Tips for recruiting teams:

Keep your story straight throughout the job ad. Consistency clarifies your messaging and improves the ad’s performance, attracting more applicants and reducing time to fill. Stay on message, especially when it comes to remote or hybrid jobs.

Also make sure you’re speaking directly to job seekers. When candidates read a job ad, they want to feel like it was written for them, or at least written to them. Don’t include perks specific to the office like commuter or food benefits in ads for remote jobs, for example. 

And update your job post templates every now and then.

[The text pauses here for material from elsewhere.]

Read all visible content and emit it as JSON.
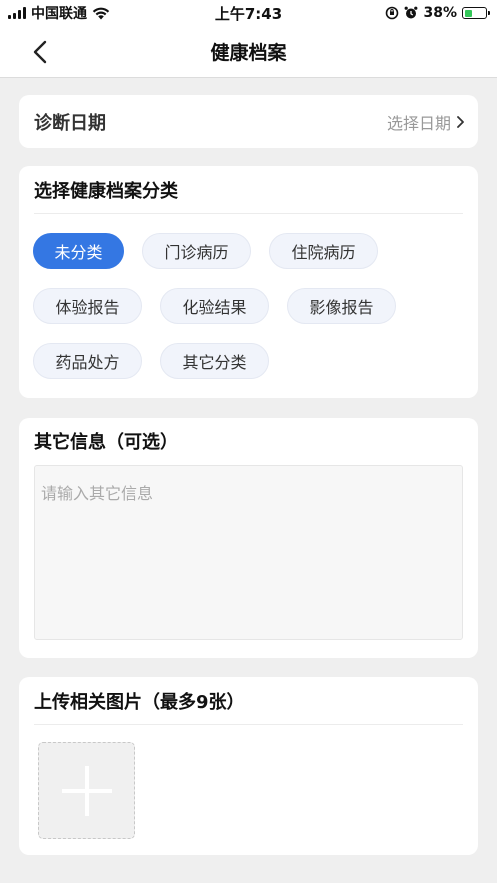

If you’re changing your job posts to include new language about remote or hybrid work, update your benefits language as well. Write benefits and perks specifically for each type of role rather than listing benefits for all roles (or no benefits at all) in every job ad. And if you can, create separate ad templates altogether for remote, onsite, and hybrid jobs. That way your jobs are accurate and consistent across each type.


Tips for recruiting remote and non-remote jobs

It may feel like the ground is shifting beneath your feet because of remote and hybrid jobs. If you haven’t figured out your approach to recruiting in this new landscape, now is a good time. For hiring remote and non-remote jobs alike.